Con esas inmejorables estructuras, los médicos han conseguido
que no tuvieran consecuencias fatales tantas cornadas de gravísimos efectos
vasculares como se han producido en todo ese tiempo. Sin ir más atrás, la
sufrida por Manuel Escribano hace apenas dos semanas en Alicante. Y es que la
guadaña de la catrina sólo ha conseguido sus objetivos cuando las astas han
tomado el camino del corazón.
Pero se hace evidente que también ha habido cambios, y para
muy mal, al comprobar cómo una noticia de fuerte calado como la que se produjo
el sábado ha pasado de conmover a alegrar a una sociedad de criterios tan
desnortados. La tragedia de Teruel ha producido más bilis que lágrimas, sobre
todo en todas esas tripas negras que se radiografían al trasluz de las redes
sociales.
La incivilizada, inhumana, vomitiva y delictiva reacción de
esa España nunca enterrada del matonismo y el odio ha sido tan llamativa y
obscena que ha retratado definitivamente a los enemigos del toreo, que lo son
también de la convivencia y la cultura. Y, de una vez por todas, parece que la
gente normal, la inmensa mayoría silenciosa, más allá de sus gustos, está
dándose cuenta de esta evidencia hasta ahora oculta tras la hipocresía de lo
políticamente correcto.
En la prensa generalista, afortunadamente, se ha escrito y
se ha hablado mucho sobre un asunto tan inquietante en estos dos días de luto e
indignación. Y la sensatez de los columnistas y opinadores profesionales está
contribuyendo a extender entre la opinión pública la sensación de peligro y la
imagen realmente negativa del inhumano animalismo que amenazaba con invadir las
mentes a través de los nuevos cauces de la manipulada red cibernética.

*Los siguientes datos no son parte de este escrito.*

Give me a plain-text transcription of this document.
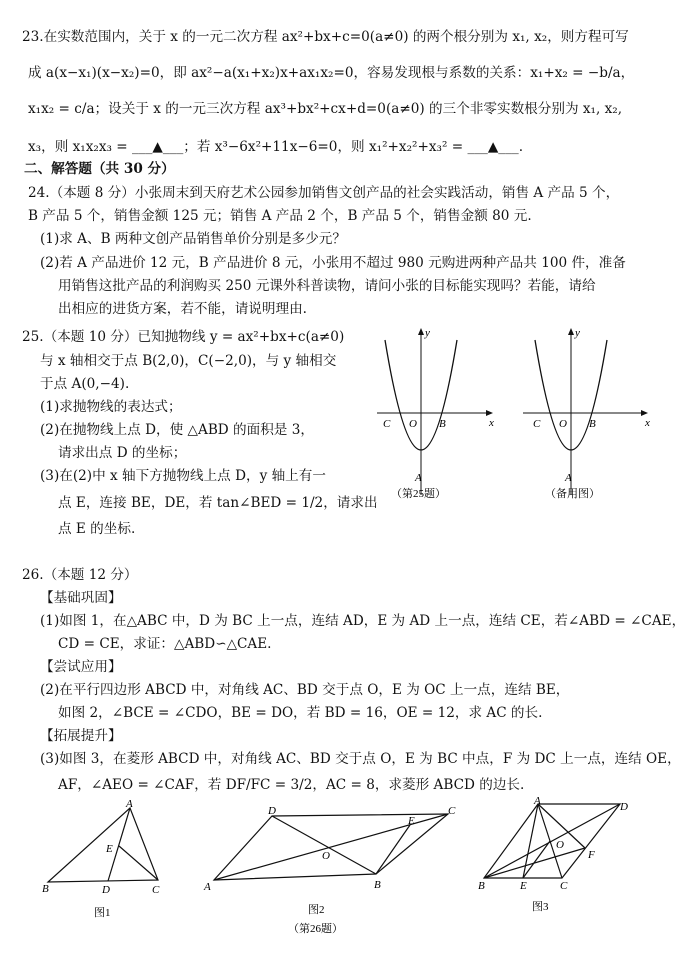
23.在实数范围内，关于 x 的一元二次方程 ax²+bx+c=0(a≠0) 的两个根分别为 x₁, x₂，则方程可写
成 a(x−x₁)(x−x₂)=0，即 ax²−a(x₁+x₂)x+ax₁x₂=0，容易发现根与系数的关系：x₁+x₂ = −b/a，
x₁x₂ = c/a；设关于 x 的一元三次方程 ax³+bx²+cx+d=0(a≠0) 的三个非零实数根分别为 x₁, x₂,
x₃，则 x₁x₂x₃ = ___▲___；若 x³−6x²+11x−6=0，则 x₁²+x₂²+x₃² = ___▲___.
二、解答题（共 30 分）
24.（本题 8 分）小张周末到天府艺术公园参加销售文创产品的社会实践活动，销售 A 产品 5 个，
B 产品 5 个，销售金额 125 元；销售 A 产品 2 个，B 产品 5 个，销售金额 80 元.
(1)求 A、B 两种文创产品销售单价分别是多少元？
(2)若 A 产品进价 12 元，B 产品进价 8 元，小张用不超过 980 元购进两种产品共 100 件，准备
用销售这批产品的利润购买 250 元课外科普读物，请问小张的目标能实现吗？若能，请给
出相应的进货方案，若不能，请说明理由.
25.（本题 10 分）已知抛物线 y = ax²+bx+c(a≠0)
与 x 轴相交于点 B(2,0)，C(−2,0)，与 y 轴相交
于点 A(0,−4).
(1)求抛物线的表达式；
(2)在抛物线上点 D，使 △ABD 的面积是 3，
请求出点 D 的坐标；
(3)在(2)中 x 轴下方抛物线上点 D，y 轴上有一
点 E，连接 BE，DE，若 tan∠BED = 1/2，请求出
点 E 的坐标.
y
x
O B
C
A
（第25题）
y
x
O B
C
A
（备用图）
26.（本题 12 分）
【基础巩固】
(1)如图 1，在△ABC 中，D 为 BC 上一点，连结 AD，E 为 AD 上一点，连结 CE，若∠ABD = ∠CAE，
CD = CE，求证：△ABD∽△CAE.
【尝试应用】
(2)在平行四边形 ABCD 中，对角线 AC、BD 交于点 O，E 为 OC 上一点，连结 BE，
如图 2，∠BCE = ∠CDO，BE = DO，若 BD = 16，OE = 12，求 AC 的长.
【拓展提升】
(3)如图 3，在菱形 ABCD 中，对角线 AC、BD 交于点 O，E 为 BC 中点，F 为 DC 上一点，连结 OE，
AF，∠AEO = ∠CAF，若 DF/FC = 3/2，AC = 8，求菱形 ABCD 的边长.
A
B	C
D
E
图1
A	B
C
D
E
O
图2
（第26题）
A
B	C
D
E
F
O
图3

La gente común, la que sólo quiere vivir en paz sin agredir
a los demás, se está dando cuenta, ahora más que nunca, de que quienes valoran
la vida de un animal mucho más que la de una persona, a la que vejan e insultan
aún rodeada de cirios, sólo son los afectados por una grave enfermedad mental y
espiritual.
La muerte de Víctor Barrio, como consuelo de todos que
probablemente no les servirá a los suyos, no será en vano, porque, como la de
Paquirri y la de Yiyo, ha llegado en el oportuno momento, en la fase más
crítica de una dura batalla por la dignidad, para devolverle a la fiesta el
respeto y la grandeza que tantos le negaban. Gracias por todo, TORERO.